Gunmen in northwest Nigeria kidnapped about 30 students from a forestry college near a military academy, in the fourth mass school abduction since December, authorities said.
The latest abduction took place around 11:30pm on Thursday at the Federal College of Forestry Mechanization, Afaka, in the Igabi local government area of Kaduna state, police said.
“About 30 students, a mix of males and females, are yet to be accounted for,” the state’s commissioner for International Security and Home Affairs, Samuel Aruwan, said in a statement on Friday. Several staff of the school were also kidnapped, he added.
The college sits on the outskirts of Kaduna city, capital of Kaduna state, in a region roamed by armed gangs, who often travel on motorcycles.
“This is the first time that a mass abduction of girls is happening in a higher institution of learning,” Fidelis Mbah, a journalist based in the Nigerian capital, Abuja, told Al Jazeera.
“The armed men have always targeted secondary schools where younger students attended. This is a new development from their usual mode of operation.”
Mbah said that authorities have yet to comment on which group is behind the kidnapping.
On Friday morning, relatives of students gathered at the gates of the college, which was surrounded by about 20 army trucks.
Resident Haruna Salisu, speaking by phone, told Reuters news agency he had heard sporadic gunshots at about 11:30pm local time.
“We were not panicking, thinking that it was a normal military exercise being conducted at the Nigerian Defence Academy,” he said.

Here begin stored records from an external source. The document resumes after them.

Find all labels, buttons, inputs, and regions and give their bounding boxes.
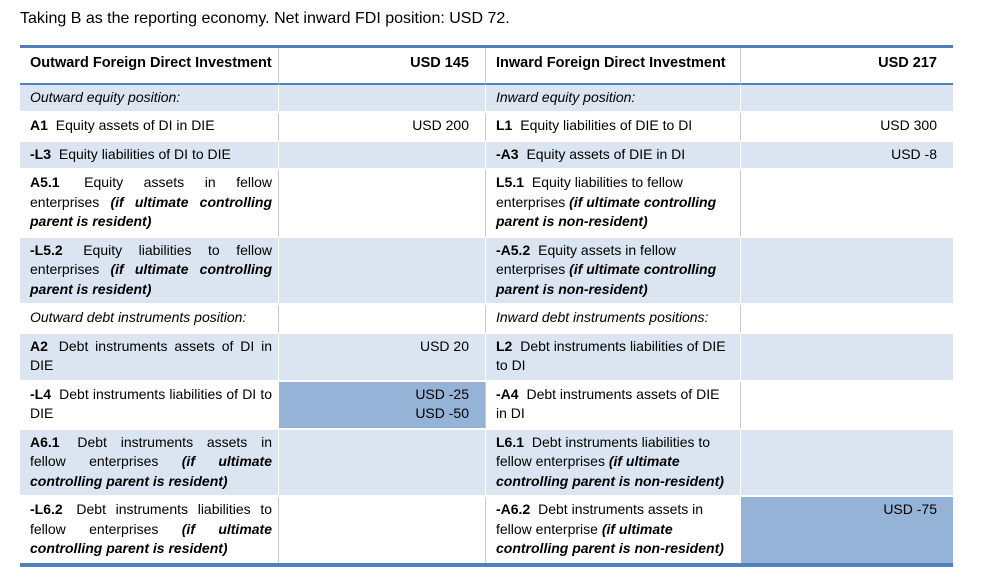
table-row-L5.2: -L5.2 Equity liabilities to fellow enter… bbox=[20, 237, 953, 305]
table-row-A6.1: A6.1 Debt instruments assets in fellow e… bbox=[20, 429, 953, 497]
item-note: (if ultimate controlling parent is non-r… bbox=[496, 453, 724, 489]
header-inward-fdi-total: USD 217 bbox=[740, 48, 953, 85]
table-row-A5.1: A5.1 Equity assets in fellow enterprises… bbox=[20, 170, 953, 238]
item-value-A3: USD -8 bbox=[740, 141, 953, 170]
item-code: -L4 bbox=[30, 385, 51, 402]
item-label-A3: -A3 Equity assets of DIE in DI bbox=[485, 141, 740, 170]
item-label-A2: A2 Debt instruments assets of DI in DIE bbox=[20, 333, 278, 382]
item-value-L5.2 bbox=[278, 237, 485, 305]
item-note: (if ultimate controlling parent is non-r… bbox=[496, 193, 717, 230]
item-note: (if ultimate controlling parent is non-r… bbox=[496, 261, 717, 297]
item-code: -A3 bbox=[496, 145, 519, 162]
section-label-right: Inward equity position: bbox=[485, 84, 740, 113]
item-value-L3 bbox=[278, 141, 485, 170]
item-code: -A6.2 bbox=[496, 501, 531, 517]
table-row-L3: -L3 Equity liabilities of DI to DIE -A3 E… bbox=[20, 141, 953, 170]
item-code: -A4 bbox=[496, 385, 519, 402]
item-code: L2 bbox=[496, 337, 513, 354]
table-row-L4: -L4 Debt instruments liabilities of DI t… bbox=[20, 381, 953, 430]
table-header-row: Outward Foreign Direct Investment USD 14… bbox=[20, 48, 953, 85]
table-row-A2: A2 Debt instruments assets of DI in DIE U… bbox=[20, 333, 953, 382]
table-row-section-0: Outward equity position: Inward equity po… bbox=[20, 84, 953, 113]
item-note: (if ultimate controlling parent is non-r… bbox=[496, 520, 724, 557]
item-code: -L3 bbox=[30, 145, 51, 162]
section-label-left: Outward equity position: bbox=[20, 84, 278, 113]
section-value-left bbox=[278, 305, 485, 334]
table-row-L6.2: -L6.2 Debt instruments liabilities to fe… bbox=[20, 497, 953, 563]
item-value-A6.1 bbox=[278, 429, 485, 497]
section-value-right bbox=[740, 84, 953, 113]
item-label-A5.2: -A5.2 Equity assets in fellow enterprise… bbox=[485, 237, 740, 305]
item-value-L2 bbox=[740, 333, 953, 382]
item-code: A1 bbox=[30, 117, 48, 133]
item-label-L5.2: -L5.2 Equity liabilities to fellow enter… bbox=[20, 237, 278, 305]
item-value-A5.1 bbox=[278, 170, 485, 238]
header-outward-fdi-label: Outward Foreign Direct Investment bbox=[20, 48, 278, 85]
item-note: (if ultimate controlling parent is resid… bbox=[30, 453, 273, 489]
item-value-L6.2 bbox=[278, 497, 485, 563]
item-label-L6.2: -L6.2 Debt instruments liabilities to fe… bbox=[30, 501, 273, 557]
item-code: -A5.2 bbox=[496, 241, 531, 258]
section-value-right bbox=[740, 305, 953, 334]
item-label-A1: A1 Equity assets of DI in DIE bbox=[20, 113, 278, 142]
item-note: (if ultimate controlling parent is resid… bbox=[30, 261, 272, 297]
item-note: (if ultimate controlling parent is resid… bbox=[30, 193, 272, 230]
item-label-L3: -L3 Equity liabilities of DI to DIE bbox=[20, 141, 278, 170]
header-outward-fdi-total: USD 145 bbox=[278, 48, 485, 85]
fdi-position-table: Outward Foreign Direct Investment USD 14… bbox=[20, 45, 953, 567]
item-value-A6.2: USD -75 bbox=[740, 497, 953, 563]
item-code: A6.1 bbox=[30, 433, 60, 450]
item-code: L1 bbox=[496, 117, 513, 133]
item-code: L5.1 bbox=[496, 174, 525, 190]
item-label-L5.1: L5.1 Equity liabilities to fellow enterp… bbox=[485, 170, 740, 238]
item-value-A2: USD 20 bbox=[278, 333, 485, 382]
item-code: L6.1 bbox=[496, 433, 525, 450]
item-label-L1: L1 Equity liabilities of DIE to DI bbox=[485, 113, 740, 142]
section-label-left: Outward debt instruments position: bbox=[20, 305, 278, 334]
item-value-A1: USD 200 bbox=[278, 113, 485, 142]
item-label-L2: L2 Debt instruments liabilities of DIE t… bbox=[485, 333, 740, 382]
table-row-section-5: Outward debt instruments position: Inward… bbox=[20, 305, 953, 334]
item-code: -L6.2 bbox=[30, 501, 63, 517]
header-inward-fdi-label: Inward Foreign Direct Investment bbox=[485, 48, 740, 85]
item-value-L6.1 bbox=[740, 429, 953, 497]
item-code: A2 bbox=[30, 337, 48, 354]
item-label-A5.1: A5.1 Equity assets in fellow enterprises… bbox=[20, 170, 278, 238]
item-value-A4 bbox=[740, 381, 953, 430]
section-value-left bbox=[278, 84, 485, 113]
item-code: -L5.2 bbox=[30, 241, 63, 258]
item-value-L5.1 bbox=[740, 170, 953, 238]
table-row-A1: A1 Equity assets of DI in DIE USD 200 L1 E… bbox=[20, 113, 953, 142]
page-title: Taking B as the reporting economy. Net i… bbox=[20, 10, 510, 27]
item-value-L1: USD 300 bbox=[740, 113, 953, 142]
item-label-L6.1: L6.1 Debt instruments liabilities to fel… bbox=[485, 429, 740, 497]
item-value-A5.2 bbox=[740, 237, 953, 305]
item-note: (if ultimate controlling parent is resid… bbox=[30, 520, 273, 557]
item-code: A5.1 bbox=[30, 174, 60, 190]
item-label-A6.2: -A6.2 Debt instruments assets in fellow … bbox=[485, 497, 740, 563]
item-value-L4: USD -25 USD -50 bbox=[278, 381, 485, 430]
item-label-A4: -A4 Debt instruments assets of DIE in DI bbox=[485, 381, 740, 430]
item-label-L4: -L4 Debt instruments liabilities of DI t… bbox=[20, 382, 278, 430]
section-label-right: Inward debt instruments positions: bbox=[485, 305, 740, 334]
table-body: Outward equity position: Inward equity po… bbox=[20, 84, 953, 563]
item-label-A6.1: A6.1 Debt instruments assets in fellow e… bbox=[20, 429, 278, 497]
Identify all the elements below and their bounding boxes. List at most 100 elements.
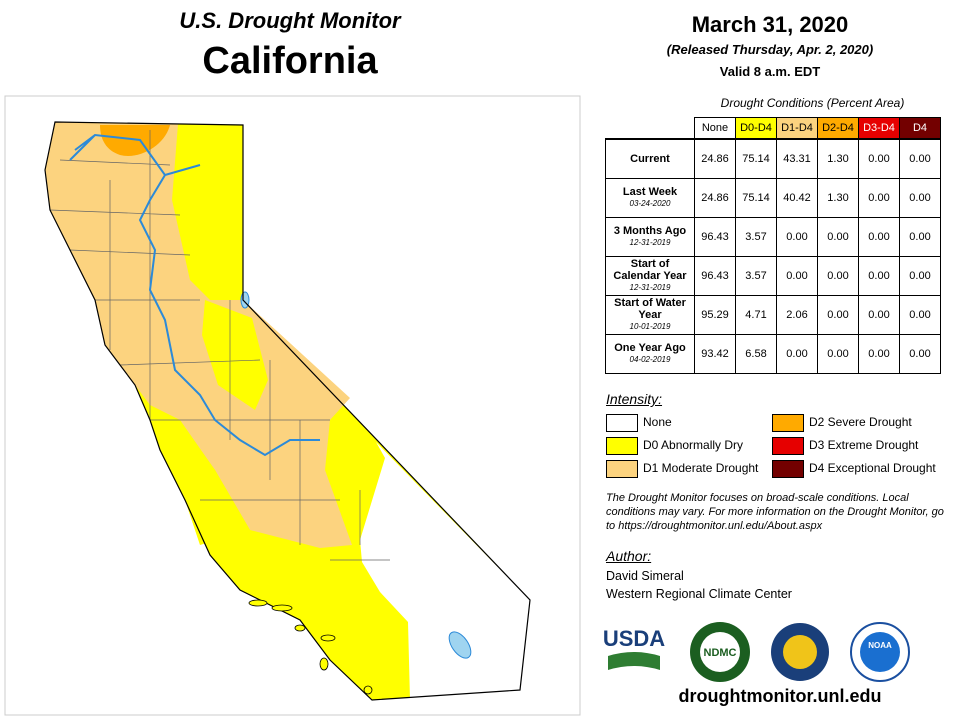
- map: [4, 95, 581, 716]
- column-header: D2-D4: [817, 117, 859, 140]
- table-cell: 96.43: [694, 217, 736, 257]
- legend-label: D0 Abnormally Dry: [643, 438, 744, 452]
- legend-swatch: [772, 437, 804, 455]
- logo-noaa-center: [860, 632, 900, 672]
- table-cell: 0.00: [817, 334, 859, 374]
- table-row: Start of Water Year 10-01-2019 95.29 4.71 2.…: [605, 295, 941, 335]
- outline: [44, 121, 531, 701]
- legend-swatch: [772, 414, 804, 432]
- logo-ndmc: NDMC: [704, 647, 737, 659]
- logo-ndmc-center: [700, 632, 740, 672]
- legend-label: D4 Exceptional Drought: [809, 461, 936, 475]
- table-cell: 3.57: [735, 217, 777, 257]
- note: The Drought Monitor focuses on broad-sca…: [606, 492, 944, 532]
- legend-label: D3 Extreme Drought: [809, 438, 919, 452]
- table-row: Current 24.86 75.14 43.31 1.30 0.00 0.00: [605, 138, 941, 179]
- d0-coast: [150, 405, 250, 545]
- column-header: None: [694, 117, 736, 140]
- state-name: California: [202, 40, 378, 82]
- logo-commerce-center: [783, 635, 817, 669]
- d2-area: [100, 125, 170, 156]
- legend-swatch: [606, 460, 638, 478]
- legend-swatch: [772, 460, 804, 478]
- title: U.S. Drought Monitor: [179, 8, 401, 33]
- row-date: 12-31-2019: [629, 238, 671, 247]
- table-cell: 0.00: [899, 256, 941, 296]
- table-cell: 0.00: [899, 334, 941, 374]
- d1-area: [45, 122, 352, 548]
- table-caption: Drought Conditions (Percent Area): [720, 96, 905, 110]
- row-date: 04-02-2019: [629, 355, 671, 364]
- row-label-cell: Start of Water Year 10-01-2019: [605, 295, 695, 335]
- conditions-table: None D0-D4 D1-D4 D2-D4 D3-D4 D4 Current 24.86 75…: [605, 117, 941, 374]
- row-label-cell: Current: [605, 138, 695, 179]
- table-cell: 3.57: [735, 256, 777, 296]
- row-label-cell: Start of Calendar Year 12-31-2019: [605, 256, 695, 296]
- table-cell: 40.42: [776, 178, 818, 218]
- table-cell: 1.30: [817, 138, 859, 179]
- none-area: [360, 442, 530, 700]
- rivers: [69, 133, 320, 457]
- table-cell: 2.06: [776, 295, 818, 335]
- row-label: 3 Months Ago: [613, 225, 687, 237]
- legend-swatch: [606, 437, 638, 455]
- islands: [248, 599, 373, 695]
- column-header: D1-D4: [776, 117, 818, 140]
- row-label-cell: Last Week 03-24-2020: [605, 178, 695, 218]
- legend-label: D1 Moderate Drought: [643, 461, 759, 475]
- table-row: Start of Calendar Year 12-31-2019 96.43 3.5…: [605, 256, 941, 296]
- row-label: Start of Water Year: [614, 297, 686, 321]
- table-cell: 93.42: [694, 334, 736, 374]
- table-cell: 0.00: [899, 217, 941, 257]
- table-cell: 0.00: [858, 295, 900, 335]
- column-header: D3-D4: [858, 117, 900, 140]
- table-cell: 0.00: [858, 178, 900, 218]
- table-cell: 95.29: [694, 295, 736, 335]
- table-row: Last Week 03-24-2020 24.86 75.14 40.42 1.30 0.…: [605, 178, 941, 218]
- legend-title: Intensity:: [606, 391, 663, 407]
- table-cell: 0.00: [899, 295, 941, 335]
- row-label: Last Week: [622, 186, 678, 198]
- row-date: 12-31-2019: [629, 283, 671, 292]
- table-cell: 24.86: [694, 138, 736, 179]
- table-row: 3 Months Ago 12-31-2019 96.43 3.57 0.00 0.00 0…: [605, 217, 941, 257]
- table-cell: 0.00: [858, 334, 900, 374]
- release-date: (Released Thursday, Apr. 2, 2020): [666, 42, 874, 57]
- legend-label: None: [643, 415, 672, 429]
- website: droughtmonitor.unl.edu: [678, 686, 882, 706]
- author-name: David Simeral: [606, 569, 684, 583]
- row-label-cell: One Year Ago 04-02-2019: [605, 334, 695, 374]
- valid-time: Valid 8 a.m. EDT: [719, 64, 821, 79]
- table-cell: 0.00: [858, 256, 900, 296]
- blank-cell: [606, 118, 695, 140]
- table-cell: 24.86: [694, 178, 736, 218]
- row-label: Start of Calendar Year: [613, 258, 687, 282]
- county-lines: [49, 130, 390, 561]
- table-cell: 1.30: [817, 178, 859, 218]
- column-header: D0-D4: [735, 117, 777, 140]
- author-title: Author:: [606, 548, 652, 564]
- table-cell: 75.14: [735, 178, 777, 218]
- table-cell: 0.00: [776, 334, 818, 374]
- map-date: March 31, 2020: [691, 12, 849, 37]
- table-cell: 43.31: [776, 138, 818, 179]
- legend-label: D2 Severe Drought: [809, 415, 912, 429]
- table-cell: 0.00: [858, 138, 900, 179]
- table-cell: 75.14: [735, 138, 777, 179]
- table-cell: 0.00: [899, 138, 941, 179]
- row-label: Current: [630, 153, 670, 165]
- logos: USDA NDMC NOAA: [603, 622, 910, 682]
- table-cell: 6.58: [735, 334, 777, 374]
- legend-swatch: [606, 414, 638, 432]
- row-label: One Year Ago: [614, 342, 686, 354]
- logo-noaa: NOAA: [868, 641, 892, 650]
- row-date: 03-24-2020: [629, 199, 671, 208]
- salton-sea: [448, 631, 472, 659]
- author-org: Western Regional Climate Center: [606, 587, 792, 601]
- table-cell: 0.00: [776, 217, 818, 257]
- row-date: 10-01-2019: [629, 322, 671, 331]
- table-cell: 4.71: [735, 295, 777, 335]
- logo-usda-field: [608, 652, 660, 670]
- table-cell: 0.00: [817, 256, 859, 296]
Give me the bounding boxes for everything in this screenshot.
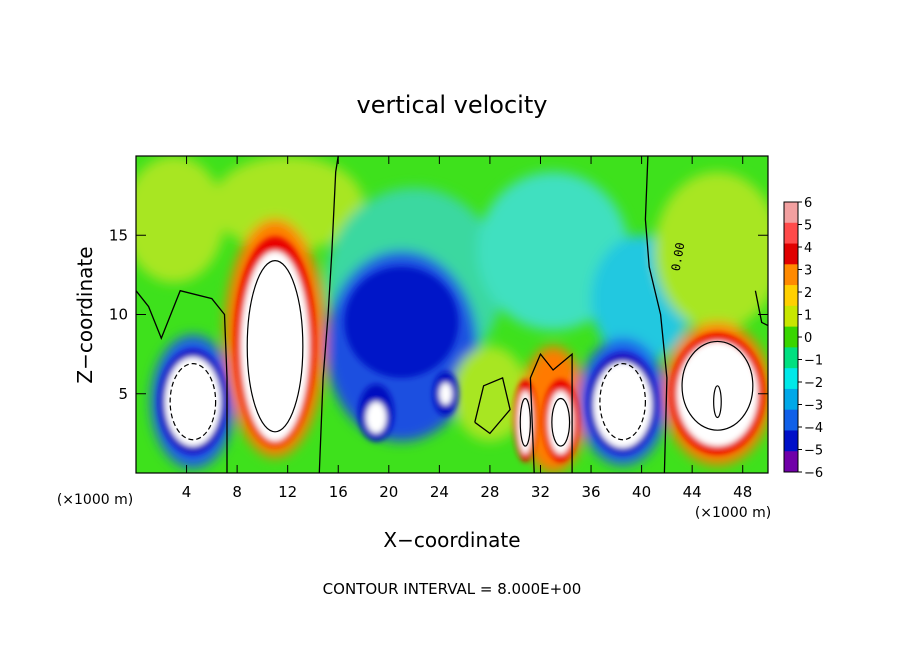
colorbar-swatch xyxy=(784,409,798,431)
chart-title: vertical velocity xyxy=(357,91,548,119)
updraft-tall-core xyxy=(240,251,310,442)
contour-updraft-right-inner xyxy=(713,385,722,419)
bg-yellow-right xyxy=(654,171,768,331)
x-tick-label: 20 xyxy=(379,483,398,501)
x-tick-label: 40 xyxy=(632,483,651,501)
downdraft-small-a-core xyxy=(366,401,387,434)
colorbar-swatch xyxy=(784,451,798,473)
x-tick-label: 8 xyxy=(232,483,242,501)
y-tick-label: 5 xyxy=(118,385,128,403)
colorbar-swatch xyxy=(784,347,798,369)
contour-downdraft-right xyxy=(599,363,646,441)
colorbar-swatch xyxy=(784,326,798,348)
colorbar-tick-label: −3 xyxy=(804,399,823,414)
y-axis-label: Z−coordinate xyxy=(73,246,97,383)
colorbar-tick-label: −5 xyxy=(804,444,823,459)
x-tick-label: 44 xyxy=(683,483,702,501)
colorbar-tick-label: 6 xyxy=(804,196,812,211)
downdraft-central-core xyxy=(344,266,459,378)
bg-cyan-mid xyxy=(477,171,629,331)
contour-lines: 0.00 xyxy=(136,156,768,473)
colorbar-swatch xyxy=(784,243,798,265)
y-axis-ticks: 5 10 15 xyxy=(109,226,768,403)
x-axis-label: X−coordinate xyxy=(383,528,520,552)
colorbar-swatch xyxy=(784,368,798,390)
colorbar-tick-label: 3 xyxy=(804,264,812,279)
contour-updraft-tall xyxy=(246,260,304,433)
contour-zero-twin xyxy=(529,352,573,473)
colorbar-tick-label: 1 xyxy=(804,309,812,324)
contour-zero-left xyxy=(136,289,228,473)
colorbar-swatch xyxy=(784,222,798,245)
contour-updraft-twin-b xyxy=(551,397,571,447)
x-tick-label: 36 xyxy=(581,483,600,501)
colorbar-tick-label: −4 xyxy=(804,421,823,436)
colorbar-swatch xyxy=(784,305,798,328)
colorbar-swatch xyxy=(784,285,798,307)
x-tick-label: 12 xyxy=(278,483,297,501)
downdraft-right-core xyxy=(593,362,652,448)
x-tick-label: 48 xyxy=(733,483,752,501)
colorbar-swatch xyxy=(784,202,798,224)
colorbar-swatch xyxy=(784,430,798,452)
colorbar-tick-label: 0 xyxy=(804,331,812,346)
contour-downdraft-left xyxy=(169,363,217,441)
x-tick-label: 24 xyxy=(430,483,449,501)
x-tick-label: 28 xyxy=(480,483,499,501)
colorbar-swatch xyxy=(784,264,798,286)
colorbar-tick-label: −6 xyxy=(804,466,823,481)
colorbar-tick-label: −2 xyxy=(804,376,823,391)
y-tick-label: 15 xyxy=(109,226,128,244)
colorbar-tick-label: 5 xyxy=(804,219,812,234)
x-axis-ticks: 4 8 12 16 20 24 28 32 36 40 44 48 xyxy=(182,156,752,501)
updraft-right-core xyxy=(676,341,758,447)
contour-zero-right-edge xyxy=(754,290,768,327)
bg-yellow-top xyxy=(211,156,364,252)
contour-zero-weak xyxy=(474,377,511,435)
downdraft-small-b-core xyxy=(439,382,452,405)
colorbar-tick-label: −1 xyxy=(804,354,823,369)
x-unit-left: (×1000 m) xyxy=(57,492,133,508)
bg-yellow-left xyxy=(136,156,225,283)
x-tick-label: 4 xyxy=(182,483,192,501)
colorbar-tick-label: 4 xyxy=(804,241,812,256)
contour-updraft-twin-a xyxy=(519,397,531,447)
heatmap-field xyxy=(136,156,768,473)
contour-zero-central-right xyxy=(644,156,668,473)
contour-updraft-right xyxy=(681,340,754,431)
contour-interval-note: CONTOUR INTERVAL = 8.000E+00 xyxy=(323,580,582,598)
y-tick-label: 10 xyxy=(109,306,128,324)
updraft-weak xyxy=(452,346,528,442)
x-tick-label: 32 xyxy=(531,483,550,501)
downdraft-left-core xyxy=(165,357,221,447)
contour-label: 0.00 xyxy=(669,241,688,272)
colorbar-swatch xyxy=(784,388,798,411)
x-unit-right: (×1000 m) xyxy=(695,505,771,521)
colorbar-tick-label: 2 xyxy=(804,286,812,301)
colorbar: 6 5 4 3 2 1 0 −1 −2 −3 −4 −5 −6 xyxy=(783,196,823,481)
x-tick-label: 16 xyxy=(329,483,348,501)
contour-zero-central-left xyxy=(318,156,339,473)
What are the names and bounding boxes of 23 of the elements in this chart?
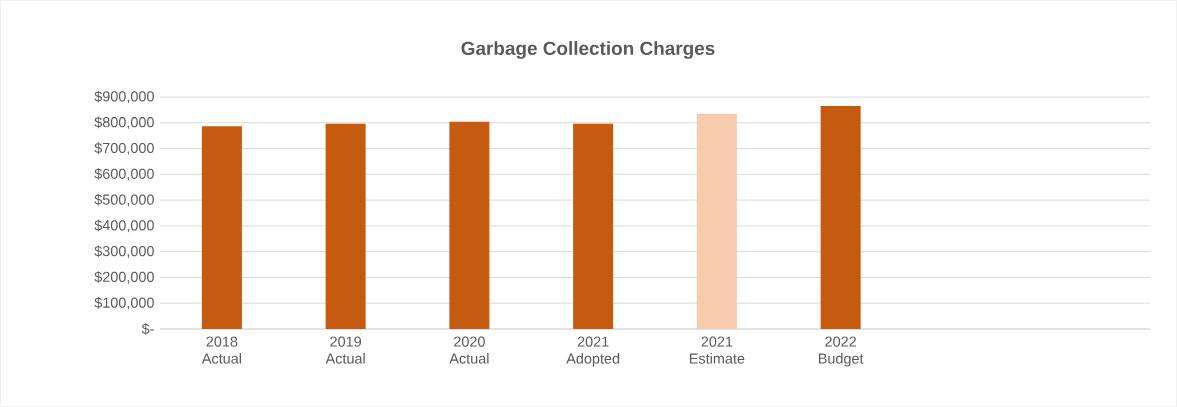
bar bbox=[325, 123, 366, 329]
y-tick-label: $- bbox=[141, 323, 154, 335]
chart-title: Garbage Collection Charges bbox=[461, 41, 715, 59]
x-tick-label: 2019 Actual bbox=[325, 336, 365, 364]
bar bbox=[696, 113, 737, 329]
y-tick-label: $500,000 bbox=[94, 193, 154, 207]
bar bbox=[449, 121, 490, 329]
x-tick-label: 2021 Estimate bbox=[689, 336, 745, 364]
x-tick-label: 2022 Budget bbox=[818, 336, 864, 367]
y-tick-label: $900,000 bbox=[94, 90, 154, 104]
x-tick-label: 2018 Actual bbox=[201, 336, 241, 364]
bar bbox=[201, 126, 242, 329]
bar bbox=[573, 123, 614, 329]
y-tick-label: $300,000 bbox=[94, 245, 154, 258]
bar bbox=[820, 106, 861, 329]
y-tick-label: $700,000 bbox=[94, 142, 154, 155]
y-tick-label: $600,000 bbox=[94, 168, 154, 181]
y-tick-label: $100,000 bbox=[94, 296, 154, 310]
y-tick-label: $200,000 bbox=[94, 271, 154, 284]
y-tick-label: $400,000 bbox=[94, 219, 154, 233]
y-tick-label: $800,000 bbox=[94, 116, 154, 130]
x-tick-label: 2020 Actual bbox=[449, 336, 489, 364]
x-tick-label: 2021 Adopted bbox=[566, 336, 620, 367]
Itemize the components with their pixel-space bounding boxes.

“We came out for dawn prayers, at 5:20am, and saw some of the students, teachers and security personnel all over the school premises. They told us that gunmen raided the school and abducted some of the students.”
Salisu said he had seen military personnel taking the remaining students into the academy.
Lawless region
Heavily armed criminal gangs in northwestern and central Nigeria have stepped up attacks in recent years, kidnapping for ransom, raping and pillaging.
The Nigerian military deployed to the area in 2016 and a peace deal with bandits was signed in 2019 but attacks have continued.
Within the last few weeks, 279 schoolgirls were freed after being abducted from their boarding school at Jangebe in northwest Nigeria’s Zamfara state, and 27 teenage boys were released after being kidnapped from their school in the north-central state of Niger, along with three staff and 12 family members. One student was shot dead in that attack.
Before that, in December, more than 300 boys were kidnapped from a school in Kankara, in President Muhammadu Buhari’s home state of Katsina, while the president was visiting the region.
The boys were later released but the incident triggered outrage and memories of the kidnappings of at least 276 schoolgirls by the Boko Haram armed group in Chibok in 2014 that shocked the world. Many of those girls are still missing.
Kidnapping for ransom in Africa’s most populous country is a widespread national problem, with businessmen, officials and citizens snatched from the streets by criminals looking for money.
At least $11m was paid to kidnappers between January 2016 and March 2020, according to SB Morgen, a Lagos-based geopolitical research consultancy.
In late February, Buhari urged state governments to “review their policy of rewarding bandits with money and vehicles, warning that the policy might boomerang disastrously”.
The unrest has become a political problem for Buhari, a retired general and former military ruler who has faced mounting criticism over the rise in violent crime, and replaced his longstanding military chiefs in February.